Neil Canavan

September 19, 2011

September 19, 2011 — A report just issued by the World Health Organization (WHO) provides guidance for international stakeholders to address the enormous economic impact of noncommunicable diseases (NCDs) by suggesting low-cost methods of reducing NCD incidence.

The report, From Burden to "Best Buys": Reducing the Economic Impact of Non-Communicable Diseases in Low- and Middle-Income Countries , is a synthesis of 2 previous studies: a joint effort by the World Economic Forum and the Harvard School of Public Health looking at the effects of NCDs on the global economy; and an in-house analysis by the WHO of the costs of scaling up disease-prevention programs in low- and middle-income countries.
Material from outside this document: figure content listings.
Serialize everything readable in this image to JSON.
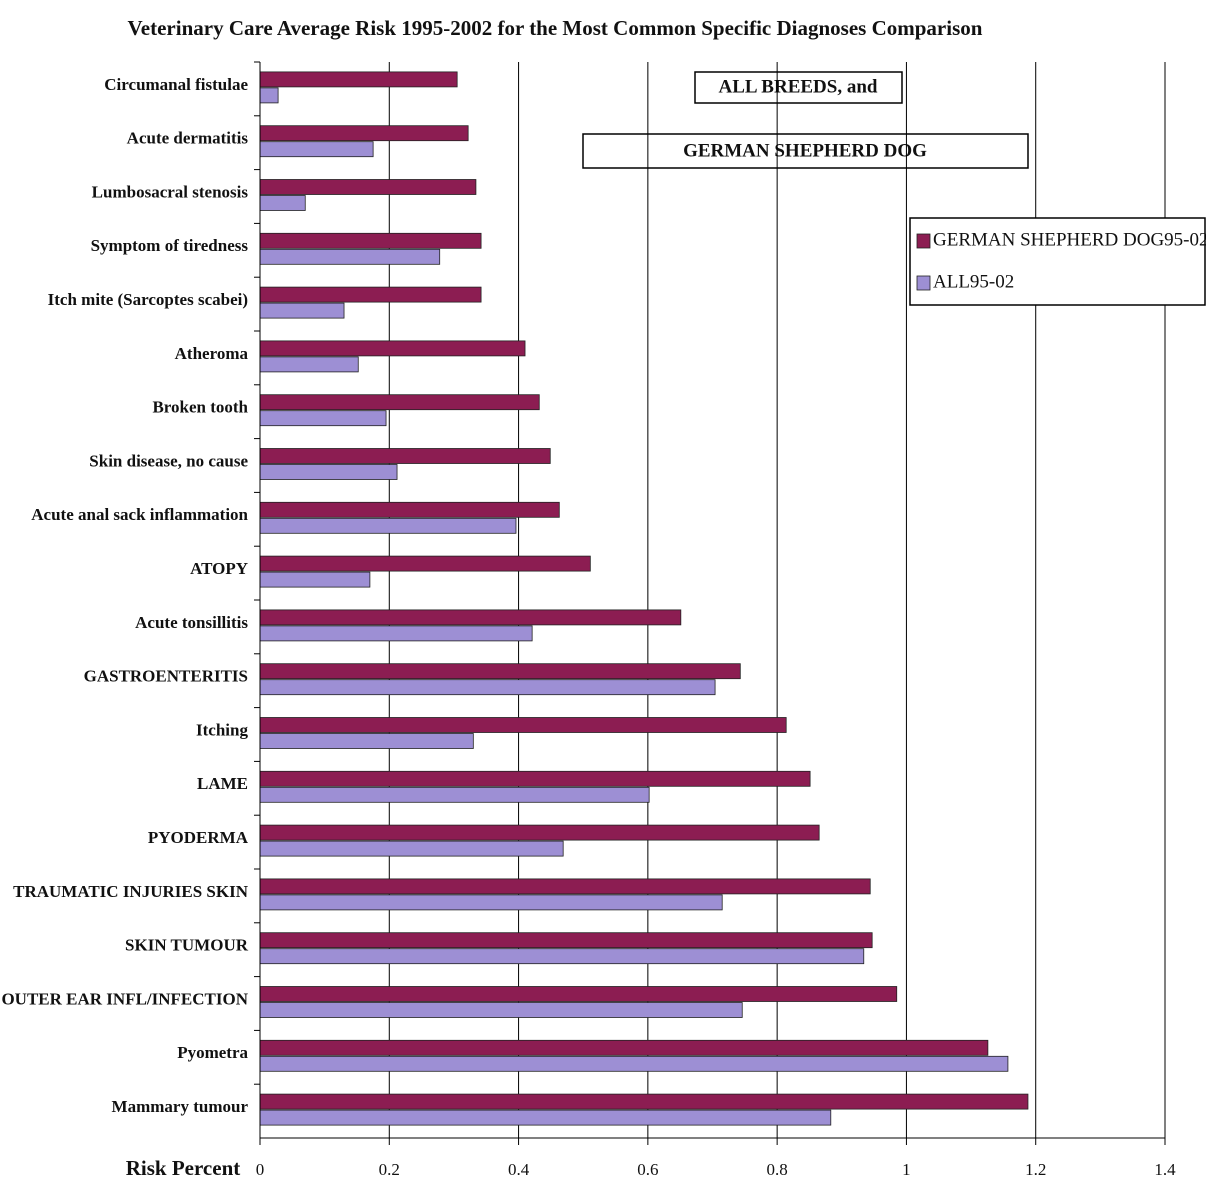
{
  "chart_data": {
    "type": "barh",
    "title": "Veterinary Care Average Risk 1995-2002 for the Most Common Specific Diagnoses Comparison",
    "annotations": [
      "ALL BREEDS, and",
      "GERMAN SHEPHERD DOG"
    ],
    "x_label": "Risk Percent",
    "categories": [
      "Circumanal fistulae",
      "Acute dermatitis",
      "Lumbosacral stenosis",
      "Symptom of tiredness",
      "Itch mite (Sarcoptes scabei)",
      "Atheroma",
      "Broken tooth",
      "Skin disease, no cause",
      "Acute anal sack inflammation",
      "ATOPY",
      "Acute tonsillitis",
      "GASTROENTERITIS",
      "Itching",
      "LAME",
      "PYODERMA",
      "TRAUMATIC INJURIES SKIN",
      "SKIN TUMOUR",
      "OUTER EAR INFL/INFECTION",
      "Pyometra",
      "Mammary tumour"
    ],
    "series": [
      {
        "name": "GERMAN SHEPHERD DOG95-02",
        "color": "#8c1d52",
        "values": [
          0.305,
          0.322,
          0.334,
          0.342,
          0.342,
          0.41,
          0.432,
          0.449,
          0.463,
          0.511,
          0.651,
          0.743,
          0.814,
          0.851,
          0.865,
          0.944,
          0.947,
          0.985,
          1.126,
          1.188
        ]
      },
      {
        "name": "ALL95-02",
        "color": "#9d8fd4",
        "values": [
          0.028,
          0.175,
          0.07,
          0.278,
          0.13,
          0.152,
          0.195,
          0.212,
          0.396,
          0.17,
          0.421,
          0.704,
          0.33,
          0.602,
          0.469,
          0.715,
          0.934,
          0.746,
          1.157,
          0.883
        ]
      }
    ],
    "xlim": [
      0,
      1.4
    ],
    "xticks": [
      0,
      0.2,
      0.4,
      0.6,
      0.8,
      1,
      1.2,
      1.4
    ],
    "grid": true
  }
}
The 4 diseases that are the focus of the report are cardiovascular diseases, diabetes, cancer, and chronic respiratory diseases.
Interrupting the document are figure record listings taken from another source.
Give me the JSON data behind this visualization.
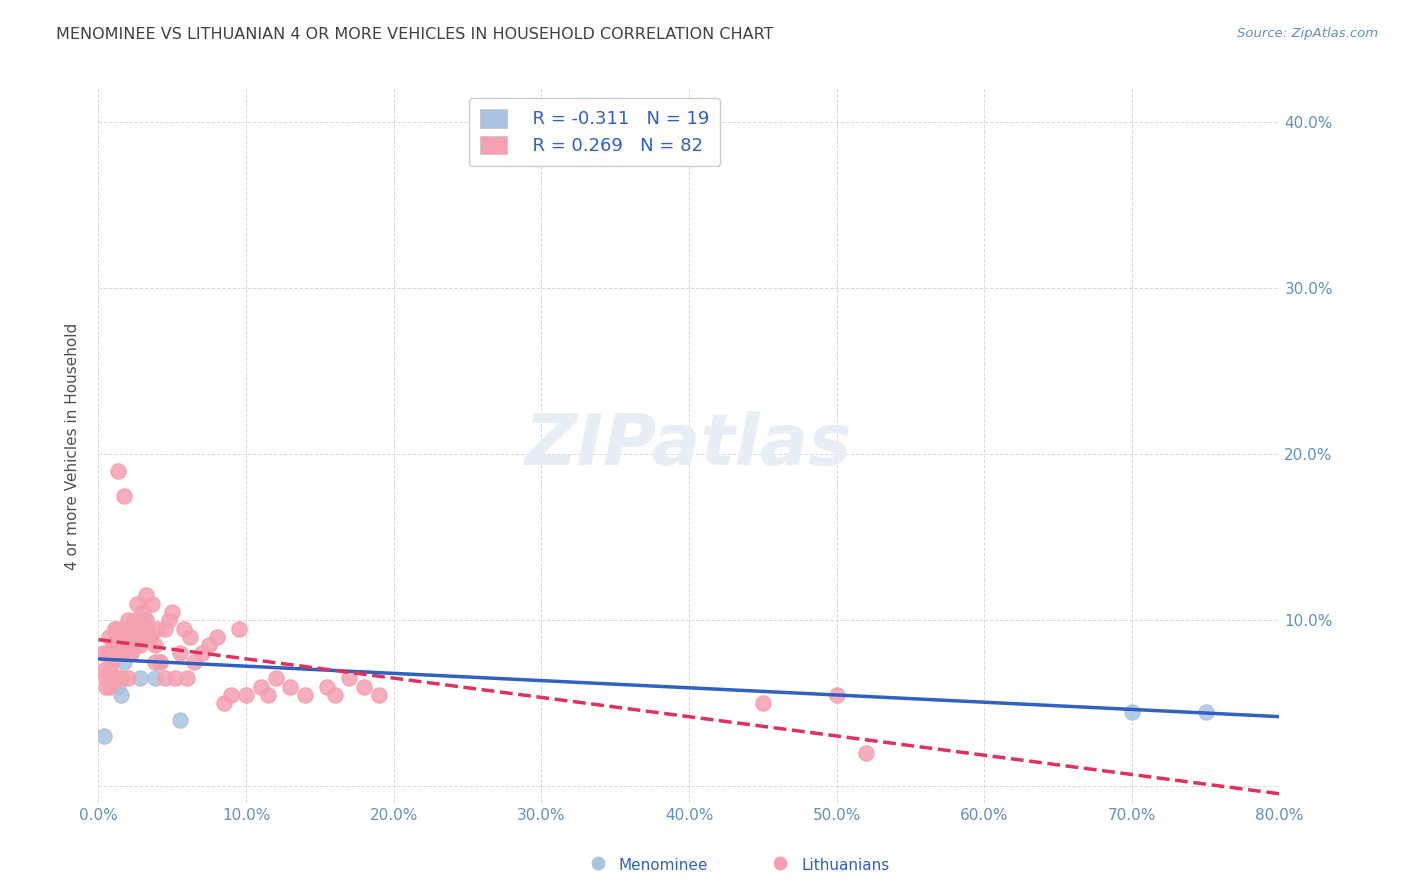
{
  "title": "MENOMINEE VS LITHUANIAN 4 OR MORE VEHICLES IN HOUSEHOLD CORRELATION CHART",
  "source": "Source: ZipAtlas.com",
  "xlabel": "",
  "ylabel": "4 or more Vehicles in Household",
  "legend_labels": [
    "Menominee",
    "Lithuanians"
  ],
  "menominee_color": "#a8c4e0",
  "lithuanian_color": "#f4a0b0",
  "menominee_line_color": "#3060c0",
  "lithuanian_line_color": "#e03060",
  "legend_r_menominee": "R = -0.311",
  "legend_n_menominee": "N = 19",
  "legend_r_lithuanian": "R = 0.269",
  "legend_n_lithuanian": "N = 82",
  "xlim": [
    0.0,
    0.8
  ],
  "ylim": [
    -0.01,
    0.42
  ],
  "xticks": [
    0.0,
    0.1,
    0.2,
    0.3,
    0.4,
    0.5,
    0.6,
    0.7,
    0.8
  ],
  "yticks": [
    0.0,
    0.1,
    0.2,
    0.3,
    0.4
  ],
  "xticklabels": [
    "0.0%",
    "10.0%",
    "20.0%",
    "30.0%",
    "40.0%",
    "50.0%",
    "60.0%",
    "70.0%",
    "80.0%"
  ],
  "yticklabels_right": [
    "",
    "10.0%",
    "20.0%",
    "30.0%",
    "40.0%"
  ],
  "menominee_x": [
    0.004,
    0.011,
    0.013,
    0.015,
    0.017,
    0.02,
    0.022,
    0.023,
    0.025,
    0.026,
    0.028,
    0.03,
    0.032,
    0.035,
    0.038,
    0.042,
    0.055,
    0.7,
    0.75
  ],
  "menominee_y": [
    0.03,
    0.095,
    0.06,
    0.055,
    0.075,
    0.095,
    0.08,
    0.09,
    0.085,
    0.095,
    0.065,
    0.1,
    0.09,
    0.09,
    0.065,
    0.075,
    0.04,
    0.045,
    0.045
  ],
  "lithuanian_x": [
    0.003,
    0.004,
    0.005,
    0.005,
    0.006,
    0.007,
    0.007,
    0.008,
    0.008,
    0.009,
    0.009,
    0.01,
    0.01,
    0.011,
    0.011,
    0.012,
    0.012,
    0.013,
    0.013,
    0.014,
    0.014,
    0.015,
    0.015,
    0.016,
    0.016,
    0.017,
    0.018,
    0.018,
    0.019,
    0.02,
    0.02,
    0.021,
    0.022,
    0.022,
    0.023,
    0.025,
    0.025,
    0.026,
    0.028,
    0.028,
    0.03,
    0.03,
    0.032,
    0.032,
    0.033,
    0.033,
    0.035,
    0.036,
    0.038,
    0.038,
    0.04,
    0.042,
    0.045,
    0.045,
    0.048,
    0.05,
    0.052,
    0.055,
    0.058,
    0.06,
    0.062,
    0.065,
    0.07,
    0.075,
    0.08,
    0.085,
    0.09,
    0.095,
    0.1,
    0.11,
    0.115,
    0.12,
    0.13,
    0.14,
    0.155,
    0.16,
    0.17,
    0.18,
    0.19,
    0.45,
    0.5,
    0.52
  ],
  "lithuanian_y": [
    0.08,
    0.07,
    0.065,
    0.06,
    0.08,
    0.09,
    0.08,
    0.07,
    0.06,
    0.075,
    0.065,
    0.085,
    0.08,
    0.095,
    0.065,
    0.09,
    0.08,
    0.19,
    0.085,
    0.065,
    0.095,
    0.08,
    0.065,
    0.085,
    0.08,
    0.175,
    0.095,
    0.085,
    0.08,
    0.065,
    0.1,
    0.09,
    0.08,
    0.085,
    0.095,
    0.1,
    0.09,
    0.11,
    0.095,
    0.085,
    0.105,
    0.095,
    0.115,
    0.1,
    0.095,
    0.09,
    0.09,
    0.11,
    0.085,
    0.075,
    0.095,
    0.075,
    0.095,
    0.065,
    0.1,
    0.105,
    0.065,
    0.08,
    0.095,
    0.065,
    0.09,
    0.075,
    0.08,
    0.085,
    0.09,
    0.05,
    0.055,
    0.095,
    0.055,
    0.06,
    0.055,
    0.065,
    0.06,
    0.055,
    0.06,
    0.055,
    0.065,
    0.06,
    0.055,
    0.05,
    0.055,
    0.02
  ],
  "background_color": "#ffffff",
  "grid_color": "#d0d0d0",
  "title_color": "#404040",
  "tick_color": "#6090c0",
  "watermark_text": "ZIPatlas",
  "watermark_color": "#e8eef5"
}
"Noncommunicable diseases are the leading cause of death worldwide, killing ever more people each year," says Ala Alwan, MD, assistant director-general for NCDs and mental health at the WHO. "Nearly 80% of these deaths occur in low- and middle income countries."

The negative effect on global economies is staggering. According to the WHO, given current population-growth trends and rates of NCD incidence, cumulative economic losses to low- and middle-income countries will surpass $7 trillion dollars by 2025.
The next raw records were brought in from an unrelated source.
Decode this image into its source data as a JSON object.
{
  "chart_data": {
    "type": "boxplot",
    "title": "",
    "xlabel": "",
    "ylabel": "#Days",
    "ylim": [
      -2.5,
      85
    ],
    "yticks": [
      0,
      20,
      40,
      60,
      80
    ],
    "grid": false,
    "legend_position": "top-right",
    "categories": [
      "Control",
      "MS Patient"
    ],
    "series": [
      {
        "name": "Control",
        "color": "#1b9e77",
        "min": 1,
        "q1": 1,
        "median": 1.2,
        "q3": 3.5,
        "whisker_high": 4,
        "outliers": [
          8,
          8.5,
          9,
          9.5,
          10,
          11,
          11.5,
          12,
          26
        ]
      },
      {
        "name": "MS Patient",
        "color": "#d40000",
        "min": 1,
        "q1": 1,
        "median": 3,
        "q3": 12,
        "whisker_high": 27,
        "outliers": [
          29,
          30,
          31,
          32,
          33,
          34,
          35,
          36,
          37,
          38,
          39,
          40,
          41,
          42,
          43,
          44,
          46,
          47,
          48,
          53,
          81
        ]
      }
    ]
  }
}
The WHO report was undertaken to determine what low-cost interventions — even small improvements in disease prevention — could help reduce this rising tide. In one example, a reduction of 10% in the rate of ischemic heart disease and stroke in low- and middle-income countries would prevent economic losses in the order of $25 billion annually, which, the report states, is 3 times greater than the investment needed for the measures to achieve these benefits.

Some of the tactics recommended in the report include population-based initiatives, such as excise taxes on alcohol and tobacco products, the promotion of smoke-free indoor environments, the reduction of available polyunsaturated dietary fats, and public-awareness programs addressing issues of diet and exercise.

Strategies recommended at the scale of the individual include risk assessments for cardiovascular disease and diabetes, and the provision of related drug therapy if required, screening for cervical cancer, and vaccination against hepatitis B, a leading cause of liver cancer.

The proposed measures are considered highly cost-effective (defined as not exceeding $0.50 per person per year). The implementation of such programs have already significantly reduced the burden of cardiovascular disease in 38 countries, according to the report.

These findings and related initiatives and issues are being discussed at the United Nations 2011 High-Level Meeting on Prevention and Control of Non-communicable Diseases (UN NCD Summit), being held in New York City today and tomorrow.